A protracted bout of commodity inflation across the pond – particularly if Russian actions to curtail supplies of energy and grain continue – would have severe implications for food and fuel security in the European Union. That would make it harder for the European Central Bank to ease up on their monetary policy tightening, which would in turn weigh on the region’s economic growth.

The 2023 Outlook report by Mackenzie acknowledged central banks’ recent signals that they’ll slow the magnitude of rate increases, but cautioned investors against assuming an outright pivot. Projecting a base case of moderating rate hikes, it argued that “higher for longer” will be the predominant theme to watch, with further tightening to come at the start of next year.

“There’s always the tail risk of a nuclear event being instigated by Russia,” Marks adds. “In any conflict situation, it’s very difficult to have good visibility as an investor. That’s certainly not our best-case scenario … it’s hard for us to factor that in investment scenario planning.”

Tensions between the Asian superpower and the U.S. have abated somewhat. But in its outlook report, Mackenzie highlighted that Chinese President Xi Jinping’s two long-term goals for the country – namely high-quality economic growth and national security – could lead to an inevitable continuation in the rivalry between the world’s two largest economic powers.

More immediately, much of the market is focused on the Chinese government’s COVID restrictions, and what impact a relaxation or lifting of those measures would have. Mackenzie’s 2023 outlook noted that easing those policies could cause inflation to remain stickier than expected.

“On balance, the relaxation of the zero-COVID policy will generally be positive for the market domestically in China, and the Chinese consumer,” Marks says. “That will be additive to economic growth in the region, which will likely contribute to an increase in expectations for China to offset the significant slowdowns that other regions are experiencing.”

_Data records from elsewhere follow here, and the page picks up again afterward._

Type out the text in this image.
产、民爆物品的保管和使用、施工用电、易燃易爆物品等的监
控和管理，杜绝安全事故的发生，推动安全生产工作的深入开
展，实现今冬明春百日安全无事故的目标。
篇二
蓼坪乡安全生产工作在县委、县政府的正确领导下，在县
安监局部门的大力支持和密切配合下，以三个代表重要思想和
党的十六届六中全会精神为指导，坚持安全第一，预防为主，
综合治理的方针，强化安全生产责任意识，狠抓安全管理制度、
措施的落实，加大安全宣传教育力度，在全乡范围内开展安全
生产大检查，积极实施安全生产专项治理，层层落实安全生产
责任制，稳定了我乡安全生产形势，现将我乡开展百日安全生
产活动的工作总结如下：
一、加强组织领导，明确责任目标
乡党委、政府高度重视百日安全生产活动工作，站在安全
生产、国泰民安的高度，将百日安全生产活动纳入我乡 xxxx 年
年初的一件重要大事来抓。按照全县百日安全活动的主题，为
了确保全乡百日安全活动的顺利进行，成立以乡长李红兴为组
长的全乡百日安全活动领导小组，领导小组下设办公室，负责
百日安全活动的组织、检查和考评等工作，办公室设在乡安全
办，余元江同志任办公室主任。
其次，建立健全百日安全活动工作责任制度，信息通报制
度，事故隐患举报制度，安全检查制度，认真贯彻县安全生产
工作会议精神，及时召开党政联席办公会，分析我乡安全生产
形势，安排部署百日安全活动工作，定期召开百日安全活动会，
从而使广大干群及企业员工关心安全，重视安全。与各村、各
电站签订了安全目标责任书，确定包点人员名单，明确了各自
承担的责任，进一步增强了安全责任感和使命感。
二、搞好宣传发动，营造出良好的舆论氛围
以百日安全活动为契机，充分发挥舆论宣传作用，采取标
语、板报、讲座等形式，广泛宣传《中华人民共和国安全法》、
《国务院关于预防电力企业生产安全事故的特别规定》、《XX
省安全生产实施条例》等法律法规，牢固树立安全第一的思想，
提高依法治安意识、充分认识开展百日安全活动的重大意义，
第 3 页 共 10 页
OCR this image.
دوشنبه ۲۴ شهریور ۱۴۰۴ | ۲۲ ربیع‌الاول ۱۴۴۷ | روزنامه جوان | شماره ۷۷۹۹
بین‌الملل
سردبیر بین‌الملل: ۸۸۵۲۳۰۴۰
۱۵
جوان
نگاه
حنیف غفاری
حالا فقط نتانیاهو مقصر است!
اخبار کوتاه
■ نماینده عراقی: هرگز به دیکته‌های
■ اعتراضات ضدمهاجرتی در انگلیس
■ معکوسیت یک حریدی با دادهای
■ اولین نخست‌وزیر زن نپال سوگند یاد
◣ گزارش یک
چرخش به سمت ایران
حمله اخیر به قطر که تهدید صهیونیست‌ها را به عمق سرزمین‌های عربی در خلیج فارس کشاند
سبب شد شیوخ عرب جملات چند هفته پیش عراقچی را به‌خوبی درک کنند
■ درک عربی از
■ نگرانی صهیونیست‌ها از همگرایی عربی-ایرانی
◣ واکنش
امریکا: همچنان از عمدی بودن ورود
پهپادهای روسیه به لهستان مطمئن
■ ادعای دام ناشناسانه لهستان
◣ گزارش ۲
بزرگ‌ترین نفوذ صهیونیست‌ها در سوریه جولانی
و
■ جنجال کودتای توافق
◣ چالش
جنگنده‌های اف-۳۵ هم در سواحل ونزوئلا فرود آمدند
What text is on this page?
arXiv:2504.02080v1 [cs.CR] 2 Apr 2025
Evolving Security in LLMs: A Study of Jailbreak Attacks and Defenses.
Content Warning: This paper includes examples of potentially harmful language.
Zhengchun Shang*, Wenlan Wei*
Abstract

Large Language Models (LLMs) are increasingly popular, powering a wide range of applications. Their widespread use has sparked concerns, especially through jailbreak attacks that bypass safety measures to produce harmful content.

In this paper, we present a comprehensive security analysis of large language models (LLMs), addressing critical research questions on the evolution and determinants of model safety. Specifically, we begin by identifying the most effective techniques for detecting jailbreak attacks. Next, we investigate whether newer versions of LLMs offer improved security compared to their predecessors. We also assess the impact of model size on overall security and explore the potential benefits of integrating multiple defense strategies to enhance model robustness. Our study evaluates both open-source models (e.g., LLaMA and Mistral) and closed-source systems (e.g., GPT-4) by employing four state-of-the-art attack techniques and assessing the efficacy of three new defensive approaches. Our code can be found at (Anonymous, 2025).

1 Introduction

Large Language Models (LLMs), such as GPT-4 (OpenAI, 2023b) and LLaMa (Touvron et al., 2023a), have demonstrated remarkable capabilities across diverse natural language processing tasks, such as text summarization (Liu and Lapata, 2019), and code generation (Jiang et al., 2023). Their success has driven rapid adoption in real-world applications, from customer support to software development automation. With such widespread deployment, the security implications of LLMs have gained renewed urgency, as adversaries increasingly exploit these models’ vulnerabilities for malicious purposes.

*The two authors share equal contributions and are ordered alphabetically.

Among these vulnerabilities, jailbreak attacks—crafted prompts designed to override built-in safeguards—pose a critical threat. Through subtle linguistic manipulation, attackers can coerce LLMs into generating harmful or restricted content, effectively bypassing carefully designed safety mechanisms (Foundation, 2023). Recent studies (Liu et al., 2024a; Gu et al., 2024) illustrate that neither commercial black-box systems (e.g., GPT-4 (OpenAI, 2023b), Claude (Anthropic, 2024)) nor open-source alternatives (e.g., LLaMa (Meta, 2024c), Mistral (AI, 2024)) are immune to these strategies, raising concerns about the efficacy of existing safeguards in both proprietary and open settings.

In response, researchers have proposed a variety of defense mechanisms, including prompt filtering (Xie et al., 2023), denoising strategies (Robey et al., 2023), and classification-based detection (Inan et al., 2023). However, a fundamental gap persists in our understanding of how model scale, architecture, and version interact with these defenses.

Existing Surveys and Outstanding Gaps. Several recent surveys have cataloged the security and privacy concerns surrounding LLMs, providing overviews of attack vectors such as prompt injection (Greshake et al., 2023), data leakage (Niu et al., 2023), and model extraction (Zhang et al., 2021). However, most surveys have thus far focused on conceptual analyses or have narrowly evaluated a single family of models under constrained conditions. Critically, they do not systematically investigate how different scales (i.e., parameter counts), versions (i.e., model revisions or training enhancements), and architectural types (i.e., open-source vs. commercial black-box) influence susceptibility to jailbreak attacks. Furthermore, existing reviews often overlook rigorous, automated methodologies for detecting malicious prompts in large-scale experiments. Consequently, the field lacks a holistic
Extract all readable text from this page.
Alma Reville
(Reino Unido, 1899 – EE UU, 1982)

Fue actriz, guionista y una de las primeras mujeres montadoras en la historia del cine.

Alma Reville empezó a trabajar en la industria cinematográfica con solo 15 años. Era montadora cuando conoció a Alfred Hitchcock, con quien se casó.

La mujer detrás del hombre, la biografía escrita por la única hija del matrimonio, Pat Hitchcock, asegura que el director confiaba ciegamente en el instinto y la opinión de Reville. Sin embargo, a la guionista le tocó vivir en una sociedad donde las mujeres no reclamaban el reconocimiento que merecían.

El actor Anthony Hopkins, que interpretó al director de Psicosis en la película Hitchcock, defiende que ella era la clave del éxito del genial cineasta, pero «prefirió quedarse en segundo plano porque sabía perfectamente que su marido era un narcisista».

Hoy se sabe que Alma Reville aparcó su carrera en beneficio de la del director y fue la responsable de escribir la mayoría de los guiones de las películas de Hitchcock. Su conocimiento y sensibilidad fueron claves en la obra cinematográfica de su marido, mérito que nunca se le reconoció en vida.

Looking ahead, Marks says 2023 is set to be the year for income investors. As risks started to pile up over the course of 2022, there’s been a significant correction in both equities and fixed-income investments, including lower-risk asset classes like Government of Canada bonds and U.S. Treasurys.

“We think that next year, in the face of what is likely to be an economic slowdown and potentially a mild recession, will be a very good market for fixed-income investors, where you have a fairly low risk security at an attractive yield,” Marks says. “That’s something we haven’t seen for a very long time.”

Based on its view of a soft-landing or moderate-recession scenario, Mackenzie sees high-quality investment-grade credit as an attractive asset class. The current yields on government bonds, particularly on the short end of the curve, also make them very attractive, Marks adds.

“Based on our view towards an economic slowdown, we think investors should be focusing on companies in the equity space that have high visibility in their earnings, and aren’t particularly economically sensitive,” she says. “These companies typically have excess cash flow and can support a dividend, which would make them compelling investments for equity investors this year.”

While the past 10 years has been defined by chronic underperformance of Canadian equities compared to the U.S., Marks says that dynamic is set to be overturned. As the world turns into a period of “life after Goldilocks” – marked by higher interest rates and higher inflation, according to Mackenzie – it would bode well for Canadian equities relative to more growth- and technology-oriented U.S. stocks.

“There are opportunities in equities outside of the US in Canada, even internationally, in Europe, as well as Asia,” Marks says. “The next little while will be very different from what we’ve seen in the past decade, and we’ll see opportunities to do well as an investor beyond technology or high growth.”